JASRAC Crackdown

Japan’s Fair Trade Commission told the Japanese Society for Rights of Authors, Composers and Publishers (JASRAC) to stop collecting usage fees because it suspects the organization’s operations violate anti-monopoly regulations.

For years, music insiders have complained that JASRAC’s monopoly on copyright fees has stifled competition in Japan.
JASRAC represents about 99 percent of the copyright holders in the ¥26 billion ($288 million) Japanese music industry.

The organization receives a flat 1.5 percent of all revenue made by the country’s broadcasters regardless of how often JASRAC-controlled material is aired by a particular broadcaster.

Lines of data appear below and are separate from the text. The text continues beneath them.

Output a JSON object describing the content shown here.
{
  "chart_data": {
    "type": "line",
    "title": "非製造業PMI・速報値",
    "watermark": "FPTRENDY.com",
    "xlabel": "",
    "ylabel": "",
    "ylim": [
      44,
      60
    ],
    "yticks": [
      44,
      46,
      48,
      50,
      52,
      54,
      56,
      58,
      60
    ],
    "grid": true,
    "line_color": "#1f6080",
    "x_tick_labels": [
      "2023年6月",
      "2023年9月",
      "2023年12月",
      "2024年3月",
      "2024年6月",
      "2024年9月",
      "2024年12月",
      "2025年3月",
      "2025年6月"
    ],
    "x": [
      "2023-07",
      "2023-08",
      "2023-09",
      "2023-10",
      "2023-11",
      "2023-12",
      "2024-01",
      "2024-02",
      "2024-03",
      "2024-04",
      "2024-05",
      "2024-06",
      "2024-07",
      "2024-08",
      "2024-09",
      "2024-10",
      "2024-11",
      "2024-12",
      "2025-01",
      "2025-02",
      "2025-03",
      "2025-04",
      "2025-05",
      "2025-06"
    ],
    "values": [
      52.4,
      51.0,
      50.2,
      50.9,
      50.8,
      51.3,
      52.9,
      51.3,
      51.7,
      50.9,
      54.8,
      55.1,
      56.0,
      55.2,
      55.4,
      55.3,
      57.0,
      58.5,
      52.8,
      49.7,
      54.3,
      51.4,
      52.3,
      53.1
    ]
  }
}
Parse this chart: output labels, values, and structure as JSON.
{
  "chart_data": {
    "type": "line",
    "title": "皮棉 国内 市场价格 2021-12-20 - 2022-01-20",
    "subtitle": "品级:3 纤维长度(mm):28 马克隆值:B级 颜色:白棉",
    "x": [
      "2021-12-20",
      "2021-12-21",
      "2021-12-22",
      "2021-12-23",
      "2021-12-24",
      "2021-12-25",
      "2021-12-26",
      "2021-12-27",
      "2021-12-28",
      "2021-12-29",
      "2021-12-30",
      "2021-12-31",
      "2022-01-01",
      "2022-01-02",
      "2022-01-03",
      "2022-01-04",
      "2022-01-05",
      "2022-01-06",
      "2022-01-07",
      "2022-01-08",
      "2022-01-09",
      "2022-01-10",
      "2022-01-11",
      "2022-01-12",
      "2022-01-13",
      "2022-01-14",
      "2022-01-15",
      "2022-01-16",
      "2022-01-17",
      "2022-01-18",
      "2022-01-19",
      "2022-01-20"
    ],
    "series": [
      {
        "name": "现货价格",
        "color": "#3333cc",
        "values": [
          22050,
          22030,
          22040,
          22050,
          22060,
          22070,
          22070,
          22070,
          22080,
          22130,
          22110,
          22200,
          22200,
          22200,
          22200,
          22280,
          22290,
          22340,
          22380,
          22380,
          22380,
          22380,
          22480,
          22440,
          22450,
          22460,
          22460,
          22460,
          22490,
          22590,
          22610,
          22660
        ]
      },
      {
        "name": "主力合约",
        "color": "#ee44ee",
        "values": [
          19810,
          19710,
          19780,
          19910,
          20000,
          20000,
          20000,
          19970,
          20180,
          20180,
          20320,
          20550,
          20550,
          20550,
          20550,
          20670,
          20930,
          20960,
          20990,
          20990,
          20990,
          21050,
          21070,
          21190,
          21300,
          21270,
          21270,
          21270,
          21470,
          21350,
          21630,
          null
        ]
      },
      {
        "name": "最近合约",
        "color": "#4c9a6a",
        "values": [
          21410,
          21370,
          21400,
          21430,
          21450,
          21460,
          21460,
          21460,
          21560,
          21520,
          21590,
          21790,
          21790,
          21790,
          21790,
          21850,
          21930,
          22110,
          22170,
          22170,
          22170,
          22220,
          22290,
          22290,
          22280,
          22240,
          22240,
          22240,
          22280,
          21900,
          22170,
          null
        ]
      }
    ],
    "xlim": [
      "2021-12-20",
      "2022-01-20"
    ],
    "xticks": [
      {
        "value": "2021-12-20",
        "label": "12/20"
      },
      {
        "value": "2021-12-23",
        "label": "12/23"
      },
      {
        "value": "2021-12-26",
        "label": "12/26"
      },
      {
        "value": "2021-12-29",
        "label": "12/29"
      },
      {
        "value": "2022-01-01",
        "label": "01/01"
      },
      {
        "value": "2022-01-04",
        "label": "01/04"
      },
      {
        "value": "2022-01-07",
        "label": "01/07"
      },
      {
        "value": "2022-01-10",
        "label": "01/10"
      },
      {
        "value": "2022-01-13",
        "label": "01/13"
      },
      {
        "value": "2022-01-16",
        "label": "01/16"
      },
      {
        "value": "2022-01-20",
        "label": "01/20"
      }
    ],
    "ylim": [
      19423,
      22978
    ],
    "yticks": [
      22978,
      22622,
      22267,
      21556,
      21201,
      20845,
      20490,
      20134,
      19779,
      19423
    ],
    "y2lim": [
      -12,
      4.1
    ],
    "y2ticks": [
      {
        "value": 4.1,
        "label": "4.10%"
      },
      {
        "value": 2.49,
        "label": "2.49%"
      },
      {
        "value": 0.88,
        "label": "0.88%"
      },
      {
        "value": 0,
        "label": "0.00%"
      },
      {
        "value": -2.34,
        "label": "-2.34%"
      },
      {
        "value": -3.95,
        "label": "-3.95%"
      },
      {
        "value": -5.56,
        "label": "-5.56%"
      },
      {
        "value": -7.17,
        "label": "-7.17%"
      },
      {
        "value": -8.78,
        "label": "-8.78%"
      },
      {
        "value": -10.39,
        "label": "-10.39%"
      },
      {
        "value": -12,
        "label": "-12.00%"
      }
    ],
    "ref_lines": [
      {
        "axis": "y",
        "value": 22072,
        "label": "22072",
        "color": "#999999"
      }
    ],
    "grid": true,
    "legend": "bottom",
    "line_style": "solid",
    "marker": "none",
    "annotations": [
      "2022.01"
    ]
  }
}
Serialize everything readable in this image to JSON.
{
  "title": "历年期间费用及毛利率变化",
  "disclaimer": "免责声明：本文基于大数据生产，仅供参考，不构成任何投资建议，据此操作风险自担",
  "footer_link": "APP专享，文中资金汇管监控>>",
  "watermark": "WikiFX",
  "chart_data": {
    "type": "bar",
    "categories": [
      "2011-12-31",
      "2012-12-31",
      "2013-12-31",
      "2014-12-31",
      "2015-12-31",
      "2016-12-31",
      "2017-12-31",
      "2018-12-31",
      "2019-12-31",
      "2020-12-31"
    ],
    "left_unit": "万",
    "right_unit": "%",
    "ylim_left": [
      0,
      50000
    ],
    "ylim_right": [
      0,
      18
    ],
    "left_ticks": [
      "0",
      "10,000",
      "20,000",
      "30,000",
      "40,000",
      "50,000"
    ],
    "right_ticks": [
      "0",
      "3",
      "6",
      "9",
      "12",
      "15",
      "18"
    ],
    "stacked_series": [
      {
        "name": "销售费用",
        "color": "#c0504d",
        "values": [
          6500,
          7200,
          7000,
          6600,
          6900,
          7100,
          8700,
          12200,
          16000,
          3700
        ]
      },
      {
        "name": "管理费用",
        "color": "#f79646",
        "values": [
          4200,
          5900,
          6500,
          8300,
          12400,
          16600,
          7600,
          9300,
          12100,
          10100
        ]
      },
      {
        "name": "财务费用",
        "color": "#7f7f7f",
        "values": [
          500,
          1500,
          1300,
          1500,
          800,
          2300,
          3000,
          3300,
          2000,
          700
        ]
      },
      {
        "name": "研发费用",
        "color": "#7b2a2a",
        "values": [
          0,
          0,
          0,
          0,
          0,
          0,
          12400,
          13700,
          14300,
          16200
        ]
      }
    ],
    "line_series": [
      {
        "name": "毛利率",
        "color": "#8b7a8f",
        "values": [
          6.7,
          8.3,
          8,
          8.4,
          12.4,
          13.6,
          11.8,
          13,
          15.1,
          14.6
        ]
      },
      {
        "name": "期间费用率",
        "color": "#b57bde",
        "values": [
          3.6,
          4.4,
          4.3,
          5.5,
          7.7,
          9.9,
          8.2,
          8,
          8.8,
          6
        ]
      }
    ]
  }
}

Consequently, when a TV or radio station plays a song not under JASRAC’s control, it has to pay a separate fee to the organization managing that copyright.

Because the broadcaster is already playing a blanket fee to JASRAC, it usually decides not to play non-JASRAC tunes. Consequently, writers and publishers go with JASRAC, assuming it’s the only way to get airtime.

The FTC will probably ask JASRAC to change its practice from a blanket fee to a simple per-song fee based on frequency of usage, according to Kyodo New Service.

JASRAC is the only entity in Japan that has been officially authorized by the Agency for Cultural Affairs to collect music copyright fees.

It wasn’t until 2001 that other organizations were allowed to enter the copyright management field.

In fiscal 2007, JASRAC collected an estimated ¥115 billion ($1.27 billion) in fees.